From mboxrd@z Thu Jan  1 00:00:00 1970
From: Joerg Roedel <joro@8bytes.org>
Subject: Re: [PATCH] kvm mmu: add support for 1GB pages in shadow paging
	code
Date: Sat, 28 Mar 2009 23:04:29 +0100
Message-ID: <20090328220429.GF31080@8bytes.org>
References: <1238164518-16261-1-git-send-email-joerg.roedel@amd.com> <20090328212834.GA4694@amt.cnet>
Mime-Version: 1.0
Content-Type: text/plain; charset=us-ascii
Cc: Joerg Roedel <joerg.roedel@amd.com>, Avi Kivity <avi@redhat.com>,
	kvm@vger.kernel.org, linux-kernel@vger.kernel.org
To: Marcelo Tosatti <mtosatti@redhat.com>
Return-path: <linux-kernel-owner+glk-linux-kernel-3=40m.gmane.org-S932070AbZC1WFB@vger.kernel.org>
Content-Disposition: inline
In-Reply-To: <20090328212834.GA4694@amt.cnet>
Sender: linux-kernel-owner@vger.kernel.org
List-Id: kvm.vger.kernel.org

On Sat, Mar 28, 2009 at 06:28:35PM -0300, Marcelo Tosatti wrote:
> > I have searched this bug for quite some time with no real luck. Maybe
> > some other reviewers have more luck than I had by now.
> 
> Sorry, I can't spot what is wrong here. Avi?
> 
> Perhaps it helps if you provide some info of the hang when guest
> allocates hugepages on boot (its probably and endless fault that can't
> be corrected?).

I will try to find out why the guest stucks. I also created a full
mmu trace of a boot crash case. But its size was around 170MB and I
found no real problem there.

> Also another point is that the large huge page at 0-1GB will never
> be created, because it crosses slot boundary.

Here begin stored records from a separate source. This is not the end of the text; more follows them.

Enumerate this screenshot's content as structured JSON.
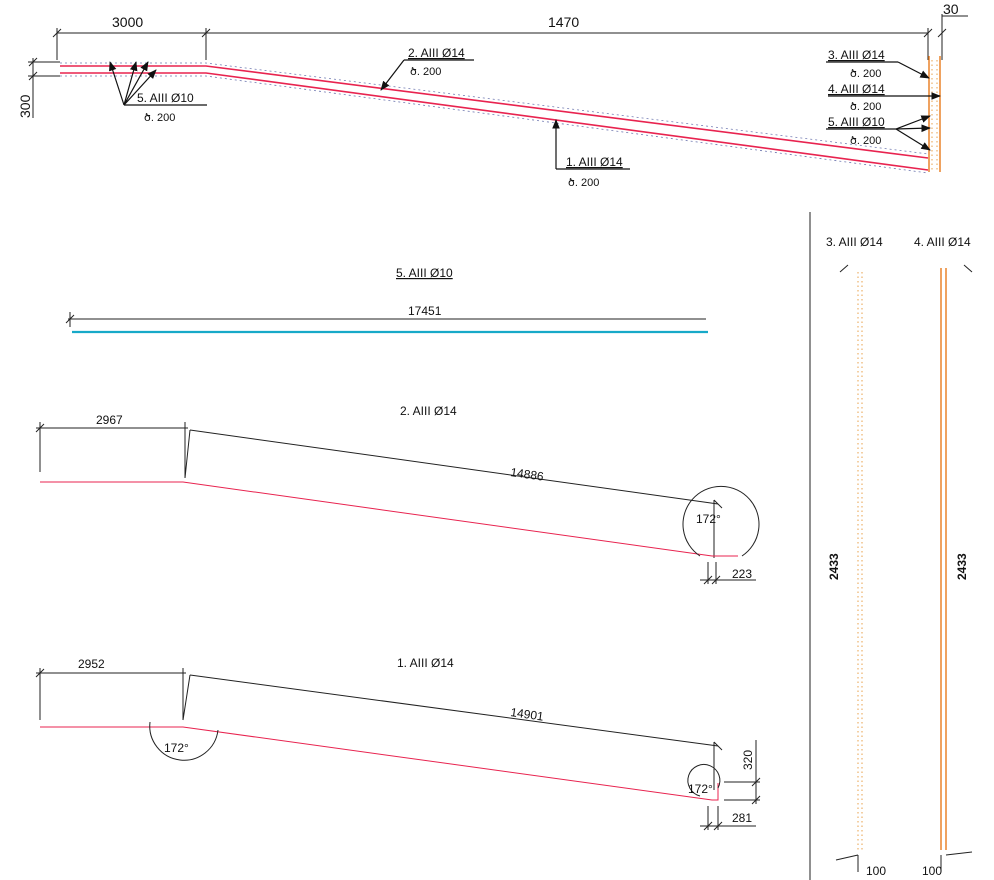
{
  "top_view": {
    "dims": {
      "left": "3000",
      "main": "1470",
      "end": "30",
      "height": "300"
    },
    "callouts": [
      {
        "mark": "5. AIII Ø10",
        "spacing": "ծ. 200"
      },
      {
        "mark": "2. AIII Ø14",
        "spacing": "ծ. 200"
      },
      {
        "mark": "1. AIII Ø14",
        "spacing": "ծ. 200"
      },
      {
        "mark": "3. AIII Ø14",
        "spacing": "ծ. 200"
      },
      {
        "mark": "4. AIII Ø14",
        "spacing": "ծ. 200"
      },
      {
        "mark": "5. AIII Ø10",
        "spacing": "ծ. 200"
      }
    ]
  },
  "bar5": {
    "title": "5. AIII Ø10",
    "length": "17451"
  },
  "bar2": {
    "title": "2. AIII Ø14",
    "seg1": "2967",
    "seg2": "14886",
    "angle": "172°",
    "tail": "223"
  },
  "bar1": {
    "title": "1. AIII Ø14",
    "seg1": "2952",
    "seg2": "14901",
    "angle1": "172°",
    "angle2": "172°",
    "hook": "320",
    "tail": "281"
  },
  "bar3": {
    "title": "3. AIII Ø14",
    "length": "2433",
    "end": "100"
  },
  "bar4": {
    "title": "4. AIII Ø14",
    "length": "2433",
    "end": "100"
  }
}
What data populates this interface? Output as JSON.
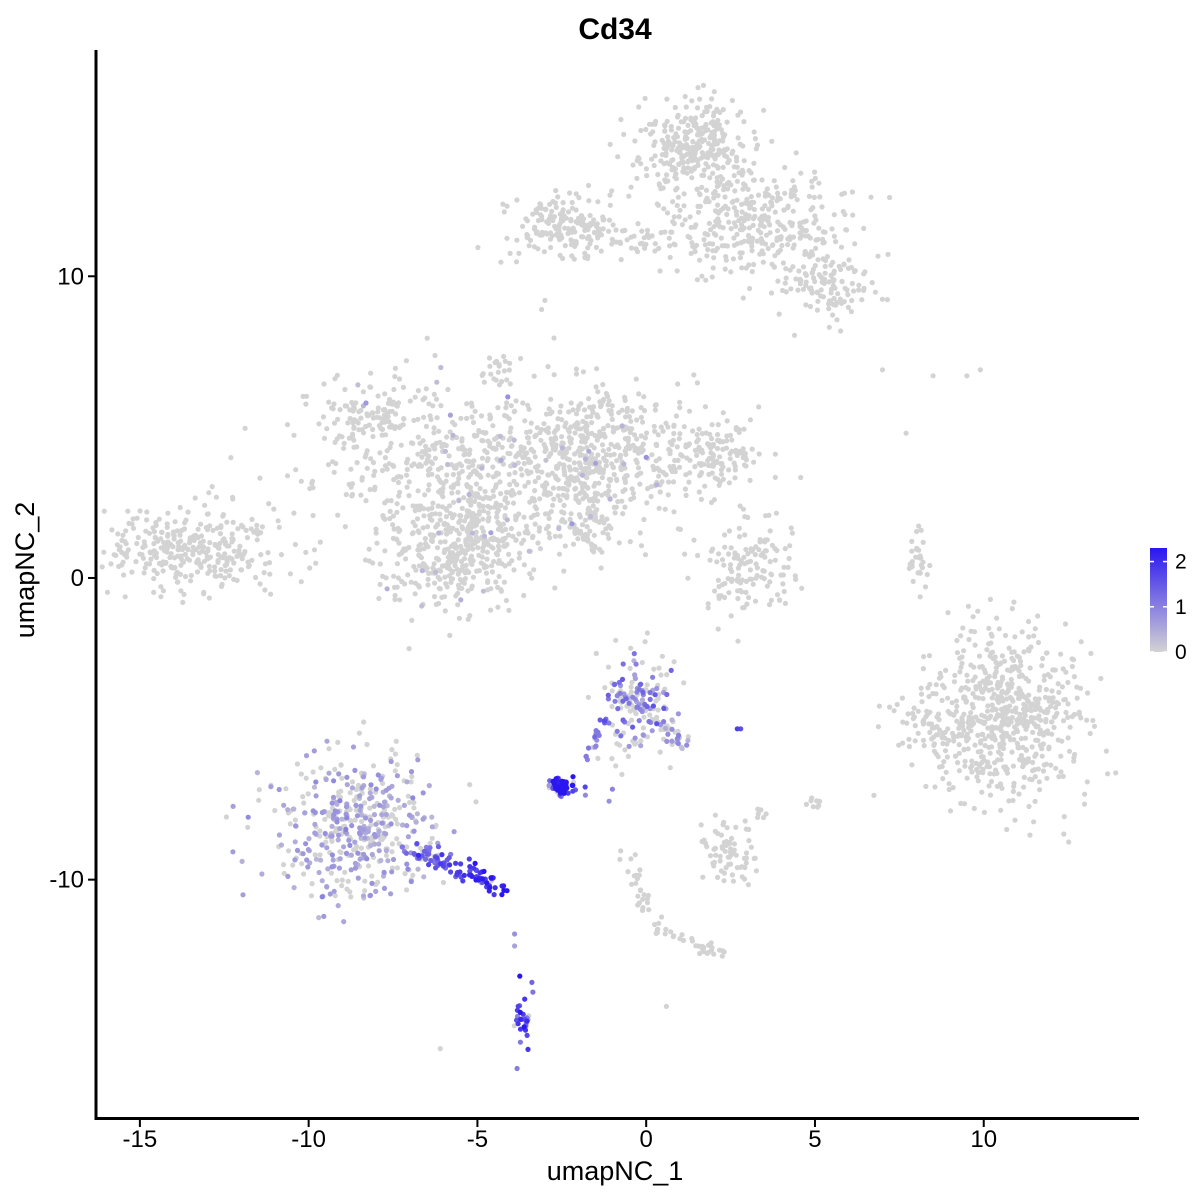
{
  "chart_data": {
    "type": "scatter",
    "title": "Cd34",
    "xlabel": "umapNC_1",
    "ylabel": "umapNC_2",
    "xlim": [
      -16.3,
      14.6
    ],
    "ylim": [
      -17.9,
      17.5
    ],
    "x_ticks": [
      -15,
      -10,
      -5,
      0,
      5,
      10
    ],
    "y_ticks": [
      -10,
      0,
      10
    ],
    "x_tick_labels": [
      "-15",
      "-10",
      "-5",
      "0",
      "5",
      "10"
    ],
    "y_tick_labels": [
      "-10",
      "0",
      "10"
    ],
    "grid": false,
    "colors": {
      "low": "#d3d3d3",
      "high": "#2a16f0"
    },
    "legend": {
      "placement": "right",
      "min": 0,
      "max": 2.3,
      "ticks": [
        0,
        1,
        2
      ],
      "tick_labels": [
        "0",
        "1",
        "2"
      ]
    },
    "clusters": [
      {
        "cx": -13.4,
        "cy": 1.0,
        "sx": 1.3,
        "sy": 0.7,
        "n": 320,
        "expr": 0,
        "expr_p": 0
      },
      {
        "cx": -4.5,
        "cy": 3.5,
        "sx": 2.6,
        "sy": 1.4,
        "n": 700,
        "expr": 0.1,
        "expr_p": 0.03
      },
      {
        "cx": -8.3,
        "cy": 5.4,
        "sx": 0.8,
        "sy": 0.6,
        "n": 100,
        "expr": 0.1,
        "expr_p": 0.05
      },
      {
        "cx": -1.3,
        "cy": 4.2,
        "sx": 1.6,
        "sy": 1.0,
        "n": 320,
        "expr": 0.1,
        "expr_p": 0.03
      },
      {
        "cx": 1.9,
        "cy": 4.0,
        "sx": 0.8,
        "sy": 0.6,
        "n": 130,
        "expr": 0,
        "expr_p": 0
      },
      {
        "cx": -5.6,
        "cy": 0.8,
        "sx": 1.1,
        "sy": 1.0,
        "n": 350,
        "expr": 0.1,
        "expr_p": 0.02
      },
      {
        "cx": -4.4,
        "cy": 6.8,
        "sx": 0.3,
        "sy": 0.3,
        "n": 20,
        "expr": 0,
        "expr_p": 0
      },
      {
        "cx": 1.4,
        "cy": 14.2,
        "sx": 0.8,
        "sy": 0.8,
        "n": 320,
        "expr": 0,
        "expr_p": 0
      },
      {
        "cx": 3.2,
        "cy": 11.8,
        "sx": 1.4,
        "sy": 0.9,
        "n": 320,
        "expr": 0,
        "expr_p": 0
      },
      {
        "cx": 5.4,
        "cy": 9.7,
        "sx": 0.6,
        "sy": 0.6,
        "n": 120,
        "expr": 0,
        "expr_p": 0
      },
      {
        "cx": -2.4,
        "cy": 11.7,
        "sx": 0.8,
        "sy": 0.5,
        "n": 160,
        "expr": 0,
        "expr_p": 0
      },
      {
        "cx": 0.3,
        "cy": 11.2,
        "sx": 1.2,
        "sy": 0.3,
        "n": 60,
        "expr": 0,
        "expr_p": 0
      },
      {
        "cx": 3.0,
        "cy": 0.4,
        "sx": 0.7,
        "sy": 0.8,
        "n": 140,
        "expr": 0,
        "expr_p": 0
      },
      {
        "cx": 8.1,
        "cy": 0.5,
        "sx": 0.2,
        "sy": 0.5,
        "n": 30,
        "expr": 0,
        "expr_p": 0
      },
      {
        "cx": 10.6,
        "cy": -4.6,
        "sx": 1.2,
        "sy": 1.4,
        "n": 650,
        "expr": 0,
        "expr_p": 0
      },
      {
        "cx": 8.3,
        "cy": -4.8,
        "sx": 0.4,
        "sy": 0.5,
        "n": 30,
        "expr": 0,
        "expr_p": 0
      },
      {
        "cx": -8.6,
        "cy": -8.3,
        "sx": 1.2,
        "sy": 1.2,
        "n": 450,
        "expr": 0.4,
        "expr_p": 0.5
      },
      {
        "cx": -0.3,
        "cy": -4.0,
        "sx": 0.6,
        "sy": 0.8,
        "n": 170,
        "expr": 0.8,
        "expr_p": 0.45
      },
      {
        "cx": -2.5,
        "cy": -6.9,
        "sx": 0.2,
        "sy": 0.15,
        "n": 60,
        "expr": 1.9,
        "expr_p": 0.9
      },
      {
        "cx": 2.5,
        "cy": -9.2,
        "sx": 0.4,
        "sy": 0.5,
        "n": 70,
        "expr": 0,
        "expr_p": 0
      },
      {
        "cx": -3.6,
        "cy": -14.6,
        "sx": 0.15,
        "sy": 0.5,
        "n": 30,
        "expr": 1.3,
        "expr_p": 0.9
      }
    ],
    "trails": [
      {
        "x0": -7.1,
        "y0": -8.8,
        "x1": -4.1,
        "y1": -10.4,
        "n": 100,
        "spread": 0.18,
        "expr": 1.2,
        "expr_end": 2.2,
        "expr_p": 0.95
      },
      {
        "x0": -1.2,
        "y0": -4.6,
        "x1": -1.8,
        "y1": -6.2,
        "n": 18,
        "spread": 0.08,
        "expr": 1.2,
        "expr_end": 1.2,
        "expr_p": 0.85
      },
      {
        "x0": 0.2,
        "y0": -4.5,
        "x1": 1.1,
        "y1": -5.5,
        "n": 30,
        "spread": 0.15,
        "expr": 0.6,
        "expr_end": 0.6,
        "expr_p": 0.4
      },
      {
        "x0": -2.0,
        "y0": 3.0,
        "x1": -1.2,
        "y1": 1.5,
        "n": 40,
        "spread": 0.25,
        "expr": 0,
        "expr_end": 0,
        "expr_p": 0
      },
      {
        "x0": -2.4,
        "y0": 1.9,
        "x1": -1.2,
        "y1": 0.8,
        "n": 30,
        "spread": 0.08,
        "expr": 0,
        "expr_end": 0,
        "expr_p": 0
      },
      {
        "x0": -0.6,
        "y0": -9.2,
        "x1": 0.4,
        "y1": -11.8,
        "n": 30,
        "spread": 0.15,
        "expr": 0,
        "expr_end": 0,
        "expr_p": 0
      },
      {
        "x0": 0.6,
        "y0": -11.7,
        "x1": 2.4,
        "y1": -12.6,
        "n": 30,
        "spread": 0.12,
        "expr": 0,
        "expr_end": 0,
        "expr_p": 0
      },
      {
        "x0": 3.3,
        "y0": -7.4,
        "x1": 3.4,
        "y1": -8.2,
        "n": 6,
        "spread": 0.1,
        "expr": 0,
        "expr_end": 0,
        "expr_p": 0
      },
      {
        "x0": 5.0,
        "y0": -7.2,
        "x1": 5.0,
        "y1": -7.6,
        "n": 8,
        "spread": 0.1,
        "expr": 0,
        "expr_end": 0,
        "expr_p": 0
      },
      {
        "x0": -1.3,
        "y0": 6.1,
        "x1": -1.1,
        "y1": 5.6,
        "n": 10,
        "spread": 0.1,
        "expr": 0,
        "expr_end": 0,
        "expr_p": 0
      }
    ],
    "points": [
      {
        "x": -3.9,
        "y": -11.8,
        "v": 0.8
      },
      {
        "x": -3.9,
        "y": -12.2,
        "v": 0.6
      },
      {
        "x": -1.8,
        "y": -7.2,
        "v": 0.9
      },
      {
        "x": -1.1,
        "y": -7.4,
        "v": 0.8
      },
      {
        "x": -1.0,
        "y": -7.0,
        "v": 1.0
      },
      {
        "x": 2.7,
        "y": -5.0,
        "v": 1.8
      },
      {
        "x": 2.8,
        "y": -5.0,
        "v": 1.6
      },
      {
        "x": -6.1,
        "y": -15.6,
        "v": 0
      },
      {
        "x": 0.6,
        "y": -14.2,
        "v": 0
      },
      {
        "x": 7.0,
        "y": 6.9,
        "v": 0
      },
      {
        "x": 8.5,
        "y": 6.7,
        "v": 0
      },
      {
        "x": 9.5,
        "y": 6.7,
        "v": 0
      },
      {
        "x": 9.9,
        "y": 6.9,
        "v": 0
      },
      {
        "x": 7.7,
        "y": 4.8,
        "v": 0
      },
      {
        "x": -3.1,
        "y": 8.9,
        "v": 0
      },
      {
        "x": -3.0,
        "y": 9.2,
        "v": 0
      },
      {
        "x": -8.3,
        "y": 5.8,
        "v": 0.7
      },
      {
        "x": -5.8,
        "y": 5.4,
        "v": 0.6
      },
      {
        "x": -4.1,
        "y": 6.0,
        "v": 0.8
      },
      {
        "x": -4.3,
        "y": 3.9,
        "v": 0.5
      },
      {
        "x": -4.6,
        "y": 1.5,
        "v": 0.6
      },
      {
        "x": -2.2,
        "y": 1.8,
        "v": 0.7
      },
      {
        "x": -1.5,
        "y": 3.8,
        "v": 0.6
      },
      {
        "x": -1.7,
        "y": 4.2,
        "v": 0.5
      },
      {
        "x": 0.0,
        "y": 4.0,
        "v": 0.8
      }
    ]
  }
}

The instabilies only occur if the guest has enough memory to use a
gbpage in its own direct mapping. They also go away when I boot it with
nogbpages command line option. So its likely that is has something to do
with the processing of guest gbpages in the softmmu code. But I looked
over this code again and again. There seems to be no bug.

> 
> > Signed-off-by: Joerg Roedel <joerg.roedel@amd.com>
> > ---
> >  arch/x86/kvm/mmu.c         |   56 +++++++++++++++++++++++++++++++------------
> >  arch/x86/kvm/paging_tmpl.h |   35 +++++++++++++++++++++------
> >  arch/x86/kvm/svm.c         |    2 +-
> >  3 files changed, 68 insertions(+), 25 deletions(-)
> > 
> > +	psize = backing_size(vcpu, vcpu->arch.update_pte.gfn);
> 
> This can block, and this path holds mmu_lock. Thats why it needs to be
> done in guess_page_from_pte_write.

Ah true. Thanks for pointing this out. The previous code in the
guess_page function makes sense now.

> > +	if ((sp->role.level == PT_DIRECTORY_LEVEL) &&
> > +	    (psize >= KVM_PAGE_SIZE_2M)) {
> > +		psize = KVM_PAGE_SIZE_2M;
> > +		vcpu->arch.update_pte.gfn &= ~(KVM_PAGES_PER_2M_PAGE-1);
> > +		vcpu->arch.update_pte.pfn &= ~(KVM_PAGES_PER_2M_PAGE-1);
> > +	} else if ((sp->role.level == PT_MIDDLE_LEVEL) &&
> > +		   (psize == KVM_PAGE_SIZE_1G)) {
> > +		vcpu->arch.update_pte.gfn &= ~(KVM_PAGES_PER_1G_PAGE-1);
> > +		vcpu->arch.update_pte.pfn &= ~(KVM_PAGES_PER_1G_PAGE-1);
> > +	} else
> > +		goto out_pde;
> 
> Better just zap the entry in case its a 1GB one and let the
> fault path handle it.

Yes, that probably better.

	Joerg